Friday, January 27, 2012

Lecture 3: Getting Deeper into Analytics!!



In the previous lecture, we had an introduction to Google Analytics (GA).  We also had a warm-up exercise on GA over the weekend. It was the first time for all of us and I was very curious about it.  Because, we all know GA is used for monitoring and analyzing the website traffic but I haven’t seen it before! I haven’t seen what it does, what it displays on the screen.  I was running into wild imaginations – was wondering if it would be something like that screen you get to see in the Space Research Centers,  which is shown on news channels when a rocket is launched.  It would have all possible lines and curves – technically called a graph. But, when I first logged into the Analytics account, I got a feeling that it was no rocket science. The first (main) page on GA is simple and clear and most of all, it makes sense! Thanks to Google J. It had all the metrics which we discussed in class, listed on one side and it had a graph at the top which tells you how many pageviews the website has had over a certain period.

Our Professor told us that GA has two aspects to it. One is the Mechanical aspect and the other is the Analytical aspect. Mechanical aspect of the GA involves setting the timeline for your analysis, choosing the metric you want, etc. Analytical aspect is when you interpret and derive meaning outta the results(graphs or tables) displayed on the screen. Both the aspects are very important and can greatly influence your analysis results/decisions.

The most important metric of all is the Bounce Rate, which is used to measure the visit Quality. According to Google, Bounce Rate is defined as the percentage of single-page visits or visits in which the person left your site from the entrance (landing) page. At first, it was pretty confusing as it is very similar to another metric called Exit Rate. Exit Rate is defined as the percentage of site exits that occurred from a page or set of pages – Google. We had an interesting debate over this and all are doubts were cleared by our Professor.

This is where the lecture came to an end and we all left the class, thinking about our first homework – to analyze the traffic on our own MIS-Eller website and come up with recommendations to the least performing sections of the site.



Sunday, January 22, 2012

Business Intelligence – 2nd Lecture



The second lecture started off with the definition again and so is my second blog on BI.  You can define BI in a lotta different ways. BI is such a big field. Putting it all together, BI can simply be defined as any tool, technology or technique used for collection, measurement, understanding, analysis and prediction using (past) data for Performance Management. Our Professor stressed on ‘Performance Management’, as it is the whole point of using BI for your business. BI is used to help improve business, keep track of your performance, establish goals and targets for the future and find out ways to achieve it. This is exactly where KPIs come into play.

Now, what is KPI?

KPI stands for Key Performance Indicator.
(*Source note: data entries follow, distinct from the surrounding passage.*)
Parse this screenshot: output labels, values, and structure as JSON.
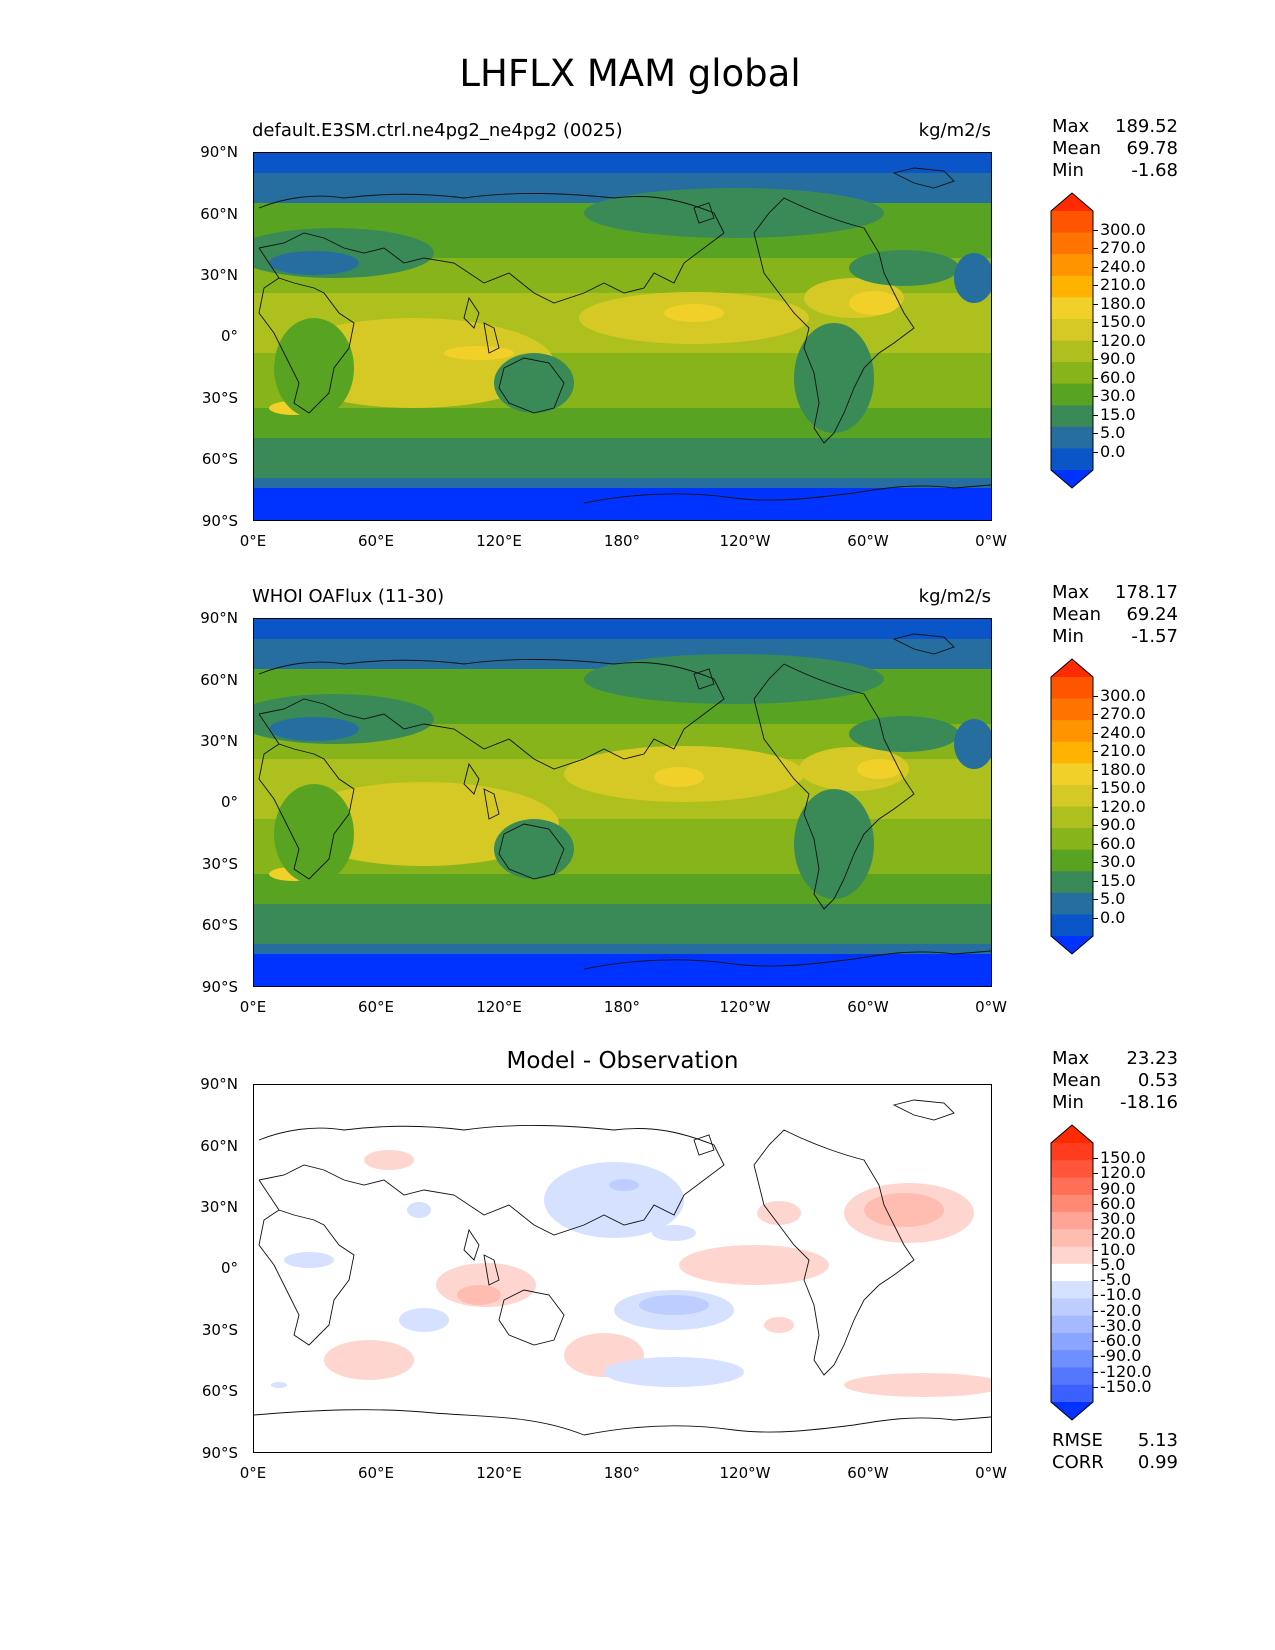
{
  "figure": {
    "title": "LHFLX MAM global"
  },
  "axes": {
    "lat_ticks": [
      "90°N",
      "60°N",
      "30°N",
      "0°",
      "30°S",
      "60°S",
      "90°S"
    ],
    "lon_ticks": [
      "0°E",
      "60°E",
      "120°E",
      "180°",
      "120°W",
      "60°W",
      "0°W"
    ]
  },
  "panels": [
    {
      "title_left": "default.E3SM.ctrl.ne4pg2_ne4pg2 (0025)",
      "title_right": "kg/m2/s",
      "stats": [
        {
          "label": "Max",
          "value": "189.52"
        },
        {
          "label": "Mean",
          "value": "69.78"
        },
        {
          "label": "Min",
          "value": "-1.68"
        }
      ],
      "colorbar": {
        "levels": [
          "300.0",
          "270.0",
          "240.0",
          "210.0",
          "180.0",
          "150.0",
          "120.0",
          "90.0",
          "60.0",
          "30.0",
          "15.0",
          "5.0",
          "0.0"
        ],
        "colors": [
          "#ff2a00",
          "#ff5500",
          "#ff7400",
          "#ff9300",
          "#ffb300",
          "#f2d02a",
          "#d6c925",
          "#adc01e",
          "#87b41a",
          "#58a422",
          "#3a8a58",
          "#266ea0",
          "#0a55c8",
          "#0033ff"
        ]
      }
    },
    {
      "title_left": "WHOI OAFlux (11-30)",
      "title_right": "kg/m2/s",
      "stats": [
        {
          "label": "Max",
          "value": "178.17"
        },
        {
          "label": "Mean",
          "value": "69.24"
        },
        {
          "label": "Min",
          "value": "-1.57"
        }
      ],
      "colorbar": {
        "levels": [
          "300.0",
          "270.0",
          "240.0",
          "210.0",
          "180.0",
          "150.0",
          "120.0",
          "90.0",
          "60.0",
          "30.0",
          "15.0",
          "5.0",
          "0.0"
        ],
        "colors": [
          "#ff2a00",
          "#ff5500",
          "#ff7400",
          "#ff9300",
          "#ffb300",
          "#f2d02a",
          "#d6c925",
          "#adc01e",
          "#87b41a",
          "#58a422",
          "#3a8a58",
          "#266ea0",
          "#0a55c8",
          "#0033ff"
        ]
      }
    },
    {
      "title_center": "Model - Observation",
      "stats": [
        {
          "label": "Max",
          "value": "23.23"
        },
        {
          "label": "Mean",
          "value": "0.53"
        },
        {
          "label": "Min",
          "value": "-18.16"
        }
      ],
      "colorbar": {
        "levels": [
          "150.0",
          "120.0",
          "90.0",
          "60.0",
          "30.0",
          "20.0",
          "10.0",
          "5.0",
          "-5.0",
          "-10.0",
          "-20.0",
          "-30.0",
          "-60.0",
          "-90.0",
          "-120.0",
          "-150.0"
        ],
        "colors": [
          "#ff2a00",
          "#ff3c1e",
          "#ff553a",
          "#ff6e56",
          "#ff8a74",
          "#ffa496",
          "#ffbdb2",
          "#ffd6cf",
          "#ffffff",
          "#d6e0ff",
          "#bdcdff",
          "#a4b9ff",
          "#8aa6ff",
          "#6e8fff",
          "#5577ff",
          "#3c60ff",
          "#0033ff"
        ]
      },
      "metrics": [
        {
          "label": "RMSE",
          "value": "5.13"
        },
        {
          "label": "CORR",
          "value": "0.99"
        }
      ]
    }
  ]
}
KPIs are commonly used to measure the performance of a business towards a specified target/goal which involves monitoring and measuring metrics. Metrics are defined pertinent to the business. A good example of a metric for a sales company could be: Amount of Dollars earned by sales of a product over a period of time.

Our Professor also talked about different types of data which are Unstructured, Historical and Real-time data. Data can also be broadly classified into two:

Internal – Data that a company or an organization possesses which are mainly about the operations and transactions performed.
External – Data that a company collects from discussion forums, review sites, blogs, etc. which will be helpful for its business.

I understood how data collected from these various sources is being used by companies. They don’t just use it blindly. The data that is collected is first cleansed and then it undergoes a process called ‘Data Profiling’ by which you eliminate fake, unnecessary and useless information. At this point, you will have to use the 6Ws which are called the Web Metrics: What, When, Why, Where, Who & Which.

Ex: What does a customer expect from your business? Where does he come from? Which category or age group does he belong to?

These questions help you derive some meaning outta the data that has been collected which is obviously useful for your company/business.


Thursday, January 19, 2012

What makes BI interesting?



Of late, B and I are the two letters thats on everyone's mind.I was trying to figure out what makes it so interesting.

The very idea of using BI is to help improve your business, based on (past)data analysis. It helps you foresee the future and get yourself prepared for the demand/trend/rise/downfall of the market. But which part of this makes it interesting?

Is it because of the fact that it is related to social media? Of course not!

Is it because it fetches you awesome money?
Okay, this is something that you can't plainly refuse.But, it can't be a proper reason as there are loads of other things in this world which could fetch you even more money.

I guess it is probably because of the human nature. We, as humans, love to predict the future. We always think about future and we always work towards it.

When you have this kinda inborn-curiosity, you are obviously gonna like BI. It gives you a chance to analyse data and find out what customers think about a company, what opinions they have, what they like, which/what attracts them to a product/service, which are lows and highs of a company, what's the trend gonna be like in the near future, etc...obviously sounds interesting to you! After doing all of this, you also get the privilege of suggesting or recommending some solutions to the business which is like icing on the cake.